When @garadinervi posted Vija Celmins’ 1999 Iris print, Untitled (Source Materials), it baffled me. It felt familiar, yet I’d also somehow missed it for 25 years? It’s an edition of 100, yet there are almost none in the aftermarket churn?
Tate shares either ed. 76/100 [via the text] or ed. 80/100 [via the pic] with the National Gallery of Scotland as part of the Artist Rooms series, acquired in 2008. SFMOMA has ed. 78/100, but theirs is just Untitled, and dated 1998, but they got theirs in 2000. Clamp Art Gallery has one for sale online rn, and their ed. number looks unfilled in, or photoshopped out. It all seemed very unfixed.
More to the point, how did this work exist, and yet not only did I not know it, I didn’t have it? Turns out I did, and I did, and then I very much didn’t, and I don’t.
I Google image searched my way to Saint Martin Bookshop in Belgium, where I realized the image looked familiar because it’s on the back cover of Celmins’ first monograph, published by A.R.T. Press in 1992, which I have. The image credit is just “source material.”

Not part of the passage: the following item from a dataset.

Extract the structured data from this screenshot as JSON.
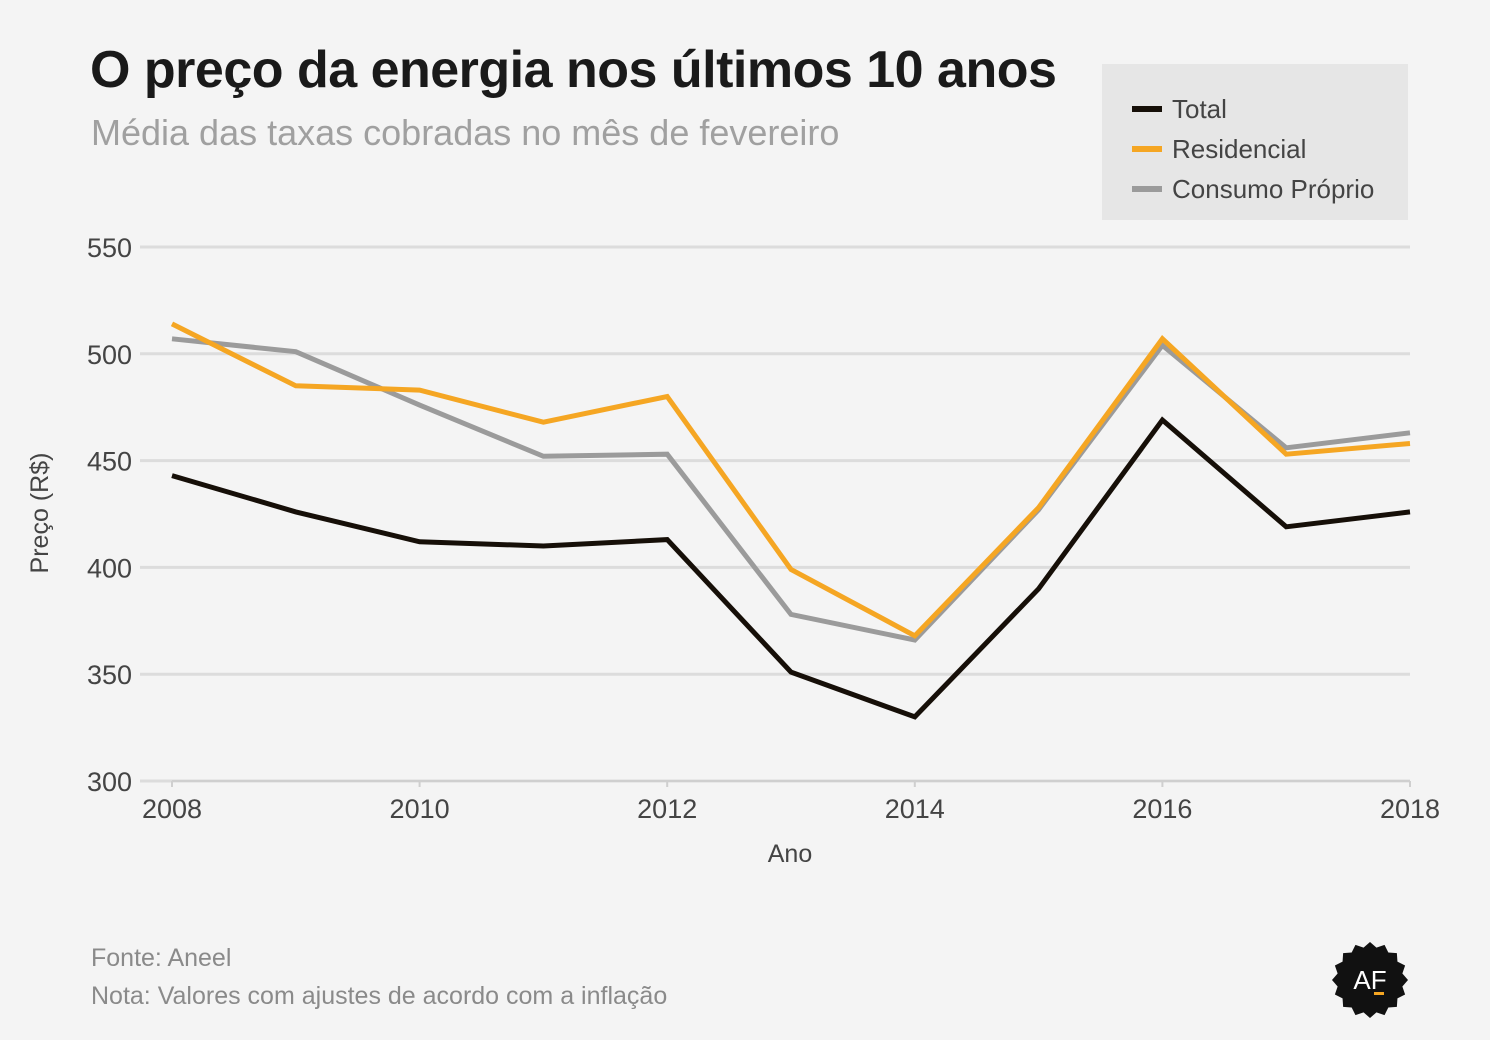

But the A.R.T. [Art Resources Transfer] connection matters. Because this was one of fourteen Iris prints in the A.R.T. Press Portfolio in 1999, published in collaboration with DC gallerist David Adamson. Adamson showed the portfolio in February, so SFMOMA’s date of 1998 can work. Except the Brooklyn Museum has the entire portfolio [ed. 19/100, hometown advantage on getting the low numbers], and it’s all dated 1999, including the Celmins, which is just Untitled. Which, fine.
Except neither SFMOMA nor Tate seem to have the rest of the portfolio. If SFMOMA bought a loosie in 2000, I’m guessing that after an initial surge of sales, Bill Bartman, A.R.T.’s scrappy hustler with a heart of gold, either wholesaled a bunch of sets, or started dealing from the bottom of the stack himself, selling whatever was in demand.

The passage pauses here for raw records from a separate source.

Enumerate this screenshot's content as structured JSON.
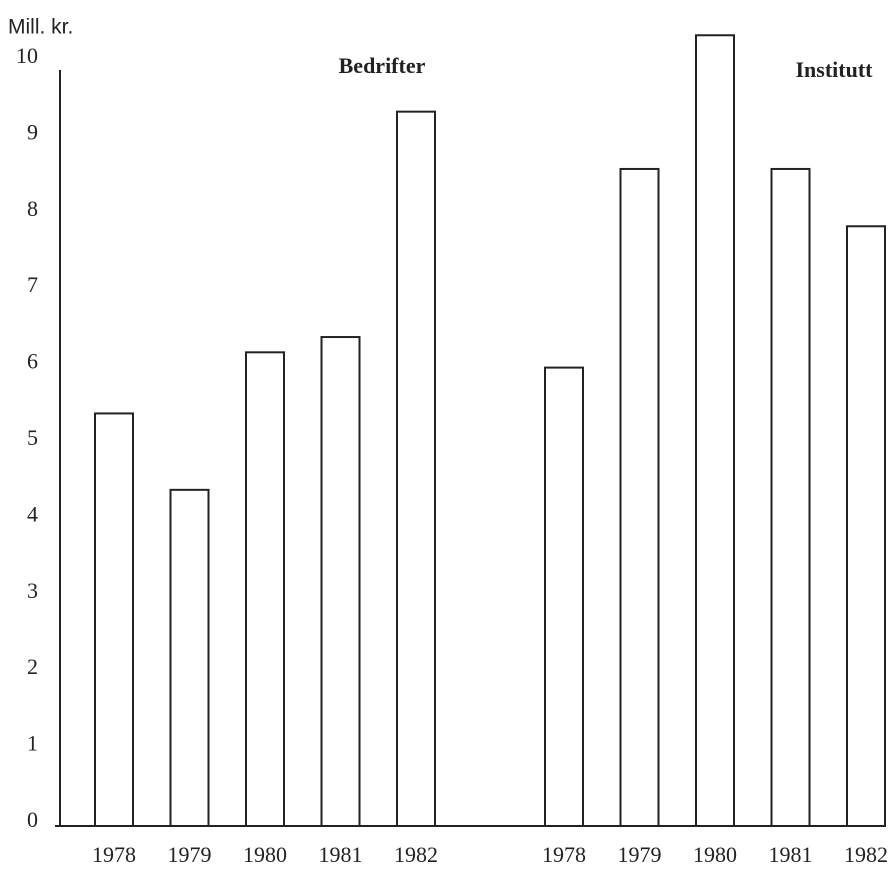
{
  "chart_data": {
    "type": "bar",
    "y_label": "Mill. kr.",
    "groups": [
      {
        "name": "Bedrifter",
        "categories": [
          "1978",
          "1979",
          "1980",
          "1981",
          "1982"
        ],
        "values": [
          5.4,
          4.4,
          6.2,
          6.4,
          9.35
        ]
      },
      {
        "name": "Institutt",
        "categories": [
          "1978",
          "1979",
          "1980",
          "1981",
          "1982"
        ],
        "values": [
          6.0,
          8.6,
          10.35,
          8.6,
          7.85
        ]
      }
    ],
    "color": "#ffffff",
    "ylim": [
      0,
      10.5
    ],
    "yticks": [
      0,
      1,
      2,
      3,
      4,
      5,
      6,
      7,
      8,
      9,
      10
    ],
    "grid": false
  }
}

In 2019 Rago dumped an incomplete portfolio—12 unframed prints, minus the Richard Artschwager and Chuck Close, which they’d sold in May, both ed. 8/100—in an unreserved sale in August. Here is the Celmins. LMAO what is going on it is tiny. AND UPSIDE-DOWN. Were later ones just printed bigger? Is every gallery and museum stating their dimensions and cropping their image differently just for fun? Can we all agree to at least differentiate sheet size and image size?
For Celmins especially, the actual size matters. It is part of her project. The cover of that 1992 monograph reproduces Saturn, a 1985 mezztotint, and makes the point that it’s “actual size.” Of the image, at least: the book is 10 x 8 1/4 in, and the print is on an 11 x 9 1/4 in. sheet.
Which means the source materials image on the back cover is reproduced at slightly smaller than actual size. And which means that the Portfolio print IS actual size. I apologize for calling it tiny. At first I thought the Iris print was just a blown up version of the book cover photo . Then I though it was a carefully enlarged version of the book cover photo. Then I realized it is actually a digitally composed recreation of the book cover.
In the Tate’s extended summary text for Untitled (Source Materials), Stephanie Straine wrote in 2010, “The photographs and clippings featured in Untitled (Source Materials) were selected from the artist’s large collection of paper ephemera, hoarded by Celmins over the course of thirty or more years. They were then scanned individually, cleaned digitally, and assembled to produce a file enlargement, which was printed as a single inkjet print in one process.” Which, what? Wow, yes they were.
Celmins has a robust and mesmerizing practice of making painted bronze versions of objects like stones, rulers, and chalkboards. She appears to have extended it here to photos—and photos of photos. Extended is probably not the right word, though, since her meticulous image making practice has been focused exclusively on flat objects like photos, clippings, and torn pages, since the late 1960s. It may not have always been as obvious as it is in Source Materials, but whether they showed stars, deserts, oceans, or spider webs, Celmins’ paintings, prints, and drawings have been of photographs. She talks about this interest in photos with Close; it’s in the book.
What stands out here, though, are the little differences. While rocks and bronze facsmilies can seem visually indistinguishable, the images of a stack of source material seem designed to index the many changes throughout. Like Morandi still lifes, but flat. Or mostly flat. There are still some shadows in the Iris print [above], which don’t make sense if it’s a digitally layered composition. They could have been added, of course, but it could also be possible that Celmins created cleaned up physical replicas of each image source—I might call them object facsimiles—and stacked them IRL for [re-]photography. That might account for shadows, but also for the apparently entirely different night sky photo four layers down.
All of this in one digital print in a fundraising portfolio—and in a medium that won’t last. In 2021 Tate conservator Jordan Megyery analyzed early Iris prints, which became very popular in the 1990s, and found they are extremely unstable, and susceptible to light and moisture damage. At least now I can move this from my list of things I wish I’d bought in the 90s to things I’m glad I didn’t.